I could hear them talking, and it occurred to me that somebody on my left was hiding there, possibly with the idea of attacking and robbing them.
But this was not the case, and I believe now that this man on my left was the one who killed Sarah Gittings, and that he was dragging her body down the hillside for later disposal.
“With the two people, Mr. and Mrs. Dennis as I now know, at the foot of the hill, and myself more or less hidden above, something alarmed this man.
Possibly a park policeman.
I believe that this end of the park had been watched at night for some time.
“He ran toward me.
I could hear him corning, and he was breathing very hard.
I had the general impression of a tall man, in evening dress or dinner clothes, and wearing a soft cap drawn down over his face.
That was my impression of him.
I may be wrong.
“But I swear that this man was there, that he ran toward me, and that he almost ran over me.
So close was he that in passing he struck my stick with his foot and knocked it to a considerable distance.
He ran past me and disappeared along the hillside beyond, taking a slanting direction down into the park.
“When I had recovered I felt around for my stick, and unfortunately it was the blade which I found.
I cut my hand, and I bear a small scar from that cut to this day.
“I have not invented this.
The blood on my clothing and on my handkerchief that night was my own blood.
Mrs. Dennis saw me tying up my hand.
I went home and went to bed.
“The next morning I was not well.
My servant, Amos, brought me some coffee, and laid out my fresh clothing.
He picked up the handkerchief I had used the night before, and asked me if I had hurt myself.
I told him I had cut my hand but that it was nothing of any importance.
“I never thought of Sarah Gittings in connection with all this until I learned that day that she was missing.
“I began to worry then.
I had had an appointment to meet her, and I was uneasy.
I called up Florence Gunther at her office, but she was not there, and I had no knowledge of the house where she lived save the street number.
That is, I could not call her on the telephone.
“But in view of what had happened on the hillside the night before, I felt anxious.
Some time around noon of that day I went back to the Larimer lot and walked over it. I also examined the hillside. But I found nothing suspicious.
“I went to the Bell house that afternoon, but Sarah was still missing, and in addition the house had been entered the night before and Sarah’s room had been searched.
In leaving the Bell house I again went back to the hillside.
I located the spot where I had rested, and went to the left of it along the hill for a considerable distance. I found nothing suspicious and no trace of Sarah Gittings.
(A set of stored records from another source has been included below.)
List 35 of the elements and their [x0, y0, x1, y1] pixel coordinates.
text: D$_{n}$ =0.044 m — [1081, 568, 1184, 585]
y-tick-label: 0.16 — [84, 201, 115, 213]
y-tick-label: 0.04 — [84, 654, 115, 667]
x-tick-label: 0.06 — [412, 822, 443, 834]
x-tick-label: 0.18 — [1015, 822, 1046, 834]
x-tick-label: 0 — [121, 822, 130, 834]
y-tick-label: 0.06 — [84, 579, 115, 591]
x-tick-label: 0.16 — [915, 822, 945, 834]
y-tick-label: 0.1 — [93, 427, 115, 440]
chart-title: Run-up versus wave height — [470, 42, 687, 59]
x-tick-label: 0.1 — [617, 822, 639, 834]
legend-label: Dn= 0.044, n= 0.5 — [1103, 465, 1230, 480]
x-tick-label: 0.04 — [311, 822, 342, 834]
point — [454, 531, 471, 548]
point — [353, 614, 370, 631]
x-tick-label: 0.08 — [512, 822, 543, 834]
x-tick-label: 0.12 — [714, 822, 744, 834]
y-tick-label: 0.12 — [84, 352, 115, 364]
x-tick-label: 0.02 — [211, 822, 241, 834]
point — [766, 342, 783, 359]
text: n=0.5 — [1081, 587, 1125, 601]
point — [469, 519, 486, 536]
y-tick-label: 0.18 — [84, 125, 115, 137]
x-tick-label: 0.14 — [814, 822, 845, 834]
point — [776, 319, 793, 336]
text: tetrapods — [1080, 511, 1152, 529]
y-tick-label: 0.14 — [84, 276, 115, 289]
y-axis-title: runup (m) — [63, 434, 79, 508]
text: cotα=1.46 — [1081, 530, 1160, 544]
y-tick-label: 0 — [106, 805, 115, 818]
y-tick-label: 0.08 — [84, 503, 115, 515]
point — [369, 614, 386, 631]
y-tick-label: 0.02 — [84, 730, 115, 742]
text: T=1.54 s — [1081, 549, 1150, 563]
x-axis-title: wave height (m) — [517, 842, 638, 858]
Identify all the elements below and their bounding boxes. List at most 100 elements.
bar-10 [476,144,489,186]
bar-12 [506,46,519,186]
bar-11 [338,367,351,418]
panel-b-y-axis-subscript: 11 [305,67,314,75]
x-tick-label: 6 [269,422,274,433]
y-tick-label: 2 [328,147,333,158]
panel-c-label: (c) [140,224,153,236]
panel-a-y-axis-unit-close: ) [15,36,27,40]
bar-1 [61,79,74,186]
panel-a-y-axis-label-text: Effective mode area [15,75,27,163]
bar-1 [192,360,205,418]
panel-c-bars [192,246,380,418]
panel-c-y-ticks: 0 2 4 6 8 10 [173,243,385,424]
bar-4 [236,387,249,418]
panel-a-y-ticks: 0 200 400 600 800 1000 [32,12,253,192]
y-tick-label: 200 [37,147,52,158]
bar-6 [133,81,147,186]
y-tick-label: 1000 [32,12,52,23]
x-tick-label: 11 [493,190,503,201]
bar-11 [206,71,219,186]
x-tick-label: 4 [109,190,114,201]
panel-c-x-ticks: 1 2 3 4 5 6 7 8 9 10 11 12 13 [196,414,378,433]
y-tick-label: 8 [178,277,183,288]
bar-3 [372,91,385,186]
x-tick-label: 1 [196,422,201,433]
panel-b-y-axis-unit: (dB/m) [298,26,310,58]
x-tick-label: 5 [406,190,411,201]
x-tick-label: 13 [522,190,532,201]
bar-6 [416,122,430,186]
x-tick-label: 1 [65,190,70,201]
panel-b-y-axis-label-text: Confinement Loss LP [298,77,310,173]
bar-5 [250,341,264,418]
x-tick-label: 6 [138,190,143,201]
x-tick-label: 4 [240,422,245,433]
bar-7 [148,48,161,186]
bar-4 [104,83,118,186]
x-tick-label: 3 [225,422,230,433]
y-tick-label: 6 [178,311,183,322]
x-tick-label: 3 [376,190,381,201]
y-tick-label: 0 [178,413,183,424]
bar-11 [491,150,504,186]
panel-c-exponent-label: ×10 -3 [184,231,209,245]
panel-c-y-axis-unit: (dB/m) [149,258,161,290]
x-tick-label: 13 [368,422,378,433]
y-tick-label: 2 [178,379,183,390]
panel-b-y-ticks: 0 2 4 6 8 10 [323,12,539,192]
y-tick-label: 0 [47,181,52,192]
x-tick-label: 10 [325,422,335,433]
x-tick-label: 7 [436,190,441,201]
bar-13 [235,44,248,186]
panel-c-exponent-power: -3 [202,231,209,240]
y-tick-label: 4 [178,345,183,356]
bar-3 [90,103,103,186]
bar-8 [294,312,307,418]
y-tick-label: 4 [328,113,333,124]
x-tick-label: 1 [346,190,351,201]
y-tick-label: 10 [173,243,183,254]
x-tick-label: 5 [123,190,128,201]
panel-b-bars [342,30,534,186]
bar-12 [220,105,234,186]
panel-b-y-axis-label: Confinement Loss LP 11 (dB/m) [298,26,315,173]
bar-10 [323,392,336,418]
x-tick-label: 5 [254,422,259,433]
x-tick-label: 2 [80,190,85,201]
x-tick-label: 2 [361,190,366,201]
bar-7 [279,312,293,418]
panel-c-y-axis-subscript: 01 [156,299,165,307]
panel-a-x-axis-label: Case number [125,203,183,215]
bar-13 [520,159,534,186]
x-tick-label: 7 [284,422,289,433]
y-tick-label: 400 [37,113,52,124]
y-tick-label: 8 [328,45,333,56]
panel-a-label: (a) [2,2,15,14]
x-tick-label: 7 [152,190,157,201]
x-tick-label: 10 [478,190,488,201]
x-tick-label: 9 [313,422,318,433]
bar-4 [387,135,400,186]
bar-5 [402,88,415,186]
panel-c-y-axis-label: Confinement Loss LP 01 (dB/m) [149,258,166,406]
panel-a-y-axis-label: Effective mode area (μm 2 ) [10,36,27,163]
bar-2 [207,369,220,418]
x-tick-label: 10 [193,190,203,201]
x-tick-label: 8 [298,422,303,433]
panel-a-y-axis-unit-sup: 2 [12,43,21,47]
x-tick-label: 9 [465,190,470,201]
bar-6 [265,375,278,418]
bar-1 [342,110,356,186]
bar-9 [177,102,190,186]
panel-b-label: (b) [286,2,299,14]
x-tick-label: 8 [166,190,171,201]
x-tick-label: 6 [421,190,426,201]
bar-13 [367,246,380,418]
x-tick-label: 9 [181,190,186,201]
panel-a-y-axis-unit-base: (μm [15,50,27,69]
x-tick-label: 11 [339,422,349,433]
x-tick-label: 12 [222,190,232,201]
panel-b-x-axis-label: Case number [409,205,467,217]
“The next day I had a desperate letter from Florence Gunther.
She had seen in the papers that Sarah was still missing, and she was certain that she had been killed.
She begged me not to bring her name into it; that it meant the loss of her position, and maybe physical danger also.
Also she asked me to destroy the letter, and I did.
I should have acted anyhow; as it turned out, my silence did not save her.
“But in that interval several things had happened.
While I was debating what to do Sarah’s body had been found, and she had been stabbed.
Not only that, but I had been on the spot, or close to it, at the very time the reports said she had been killed.
“Walter Somers and I made the identification that day together, and Walter drove me home.
I let myself into the house through the garden, and I found Amos in the front hall with the sword-stick in his hands.
He was trying to get the blade back when I found him.
“I knew then that he suspected me.
Later on I sent him out and examined the stick.
There was a little dried blood on the blade, and some bits of grass and earth.
That frightened me. I took it to the lavatory downstairs and washed it, and then I hid it. I put it in my liquor closet in the lower hall, and locked it there.
“But things grew worse.
Mary Martin had produced the uniform, and it was evident that Sarah Gittings had written to me, as she had claimed.